Thank you for your time.

This a 3 worker nodes cluster with 15GB RAM each, so a very modest cluster.

These container names matches one pod per node for most of them. For the 'server' name, it is more, like 5 pods per node, at most.

Another question on top of the others : can I measure the K8S API pressure in some way ? Like by elevating the log level or something ?

yeah, for API usage, it's possible, I have a API server metrics dashboard in grafana that came with kube-prometheus-stack (helm-charts/apiserver.yaml at main · prometheus-community/helm-charts · GitHub).
and metricbeat has a module for apiserver in kubernetes that I haven't evaluated before: Kubernetes module | Metricbeat Reference [8.7] | Elastic

Thanks Brian, I'll look into that, it will take some time and I'm confident that this will show me the actual pressure.
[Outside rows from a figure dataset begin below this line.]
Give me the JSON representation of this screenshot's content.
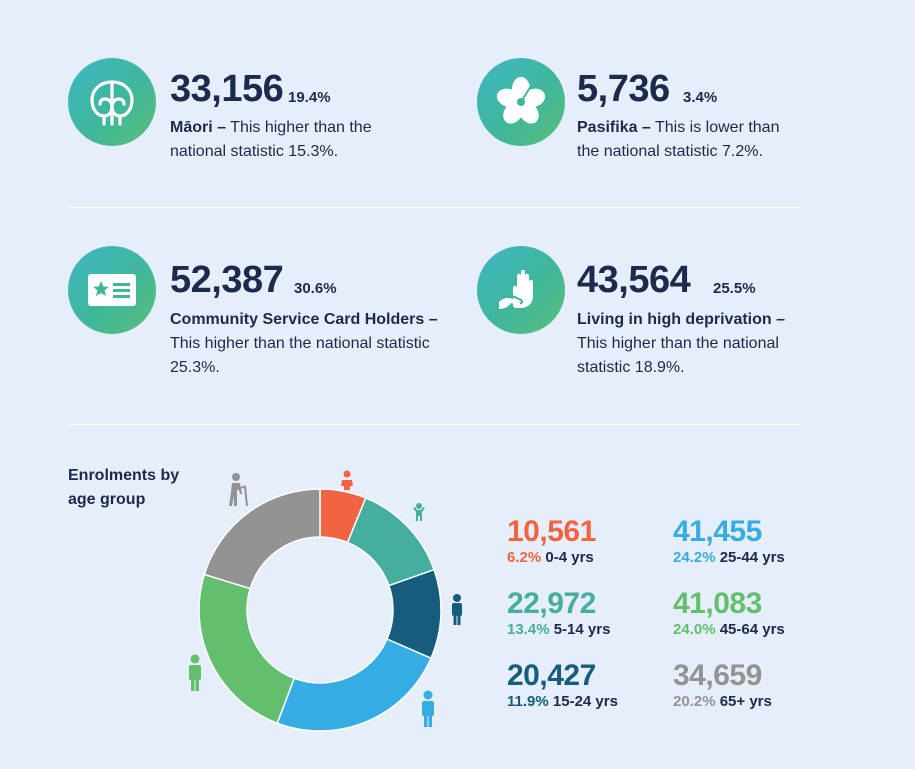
{
  "stats": [
    {
      "value": "33,156",
      "percent": "19.4%",
      "label": "Māori –",
      "text": " This higher than the national statistic 15.3%.",
      "icon": "koru-icon"
    },
    {
      "value": "5,736",
      "percent": "3.4%",
      "label": "Pasifika –",
      "text": " This is lower than the national statistic 7.2%.",
      "icon": "hibiscus-icon"
    },
    {
      "value": "52,387",
      "percent": "30.6%",
      "label": "Community Service Card Holders – ",
      "text": "This higher than the national statistic 25.3%.",
      "icon": "id-card-icon"
    },
    {
      "value": "43,564",
      "percent": "25.5%",
      "label": "Living in high deprivation – ",
      "text": "This higher than the national statistic 18.9%.",
      "icon": "hands-icon"
    }
  ],
  "enrolments_title": "Enrolments by age group",
  "age_groups": [
    {
      "count": "10,561",
      "percent": "6.2%",
      "range": "0-4 yrs",
      "color": "#f06441"
    },
    {
      "count": "22,972",
      "percent": "13.4%",
      "range": "5-14 yrs",
      "color": "#46ae9e"
    },
    {
      "count": "20,427",
      "percent": "11.9%",
      "range": "15-24 yrs",
      "color": "#165c7d"
    },
    {
      "count": "41,455",
      "percent": "24.2%",
      "range": "25-44 yrs",
      "color": "#35ace3"
    },
    {
      "count": "41,083",
      "percent": "24.0%",
      "range": "45-64 yrs",
      "color": "#63bf6d"
    },
    {
      "count": "34,659",
      "percent": "20.2%",
      "range": "65+ yrs",
      "color": "#939393"
    }
  ],
  "chart_data": {
    "type": "pie",
    "categories": [
      "0-4 yrs",
      "5-14 yrs",
      "15-24 yrs",
      "25-44 yrs",
      "45-64 yrs",
      "65+ yrs"
    ],
    "values": [
      10561,
      22972,
      20427,
      41455,
      41083,
      34659
    ],
    "percentages": [
      6.2,
      13.4,
      11.9,
      24.2,
      24.0,
      20.2
    ],
    "colors": [
      "#f06441",
      "#46ae9e",
      "#165c7d",
      "#35ace3",
      "#63bf6d",
      "#939393"
    ],
    "title": "Enrolments by age group",
    "style": "donut"
  }
}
But not solve my problem, since the admins told me specifically that 98% of calls come from the filebeat pods.

Back to my initial questions, what could be improved to lower Kubernetes API pressure ?

Would the scope field help ? documentation says values are node or cluster.

Is it cluster by default, even if resource is pod by default ?

This topic was automatically closed 28 days after the last reply. New replies are no longer allowed.